Over the years my work with the Palestinian Women’s Health Organisation has defined me and remains one of my proudest achievements. It was the launch pad for my work internationally as an advocate for my people and gave me the platform on which to take our story into the world. The fact that we have been able to keep the organisation running through funding cuts, war and threats from extremists belies how important it is to civil society within the camp, and for me it has been the source of great friendships and support.
As if I didn’t have enough on my plate at this time, I began a sociology degree at the Arabic University in Beirut that year as well. We didn’t have much of a social life in the camps—we couldn’t go to movies or restaurants—so at night, we would often just sit in front of the television. At the time, Mahmoud was working nights, so I thought I should benefit from my free time rather than waste it. Although I did have a young family, I had a lot of help from my sisters and parents, so I knew I could juggle everything. That did not stop me feeling nervous at the idea, as I had never been to university and had not studied since 1984. I was also conscious of my age, but the younger students were very welcoming and helpful. I studied sociology, psychology and philosophy and found it a great opportunity to explore Arab and Islamic philosophy. That first degree was the start of a love affair with academic life.

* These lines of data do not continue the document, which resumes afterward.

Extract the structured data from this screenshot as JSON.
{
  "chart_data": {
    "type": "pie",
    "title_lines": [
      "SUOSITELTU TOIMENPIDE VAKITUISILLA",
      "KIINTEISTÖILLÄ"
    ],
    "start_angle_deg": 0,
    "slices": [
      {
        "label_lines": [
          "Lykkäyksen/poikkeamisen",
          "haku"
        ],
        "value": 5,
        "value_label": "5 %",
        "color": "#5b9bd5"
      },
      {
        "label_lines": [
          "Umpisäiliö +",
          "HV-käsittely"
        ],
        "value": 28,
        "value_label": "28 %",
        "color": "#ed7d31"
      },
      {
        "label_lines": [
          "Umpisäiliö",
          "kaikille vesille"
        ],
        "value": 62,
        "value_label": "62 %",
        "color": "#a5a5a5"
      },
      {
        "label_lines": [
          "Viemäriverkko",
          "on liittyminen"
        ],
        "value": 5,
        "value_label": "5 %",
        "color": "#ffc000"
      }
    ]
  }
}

My ongoing relationship and friendship with Helen brought me to Australia many times. In March 1996 I came as a guest of Union Aid Abroad-APHEDA. It was a timely invitation as the Australian Government was now directing its aid to the Occupied Territories, and PWHO’s financial si
tuation was precarious. I travelled across Australia holding meetings every day. It was a month of solid work, but it was a valuable opportunity to speak publicly about our plight and raise much-needed funds. But there were some difficult moments. I recall meeting officers from AusAid, the Australian government agency responsible for overseas aid, whose decisions made the difference between whether or not a woman in our camp could feed her children. Yet they had no idea about our situation. I made sure that was rectified and I like to think I had some impact as we secured ongoing government aid for our work. But it certainly brought home to me the importance of face-to-face contact with donors.
Back in Lebanon, facing increasing Hezbollah-led Shi’a resistance to their occupation of the south of the country, in April 1996 the Israelis launched yet another massive ground assault in southern Lebanon, bombing Haret Hreik, a Shi’a area bordering Burj Barajneh camp, and attacking Hezbollah offices, causing extensive damage. These offices were in a high-density civilian inner suburb of Beirut so this attack killed many Lebanese civilians and wounded more in the flats close by. Nearly 500,000 people, Palestinian and Lebanese, were displaced from south Lebanon; and, of course, many came for shelter and support to Haret Hreik. These people stayed for a month until the attack in the south abated. PWHO and many of the camp children, including my own, worked day and night to get mattresses and blankets and food for them, with the support of some international aid agencies.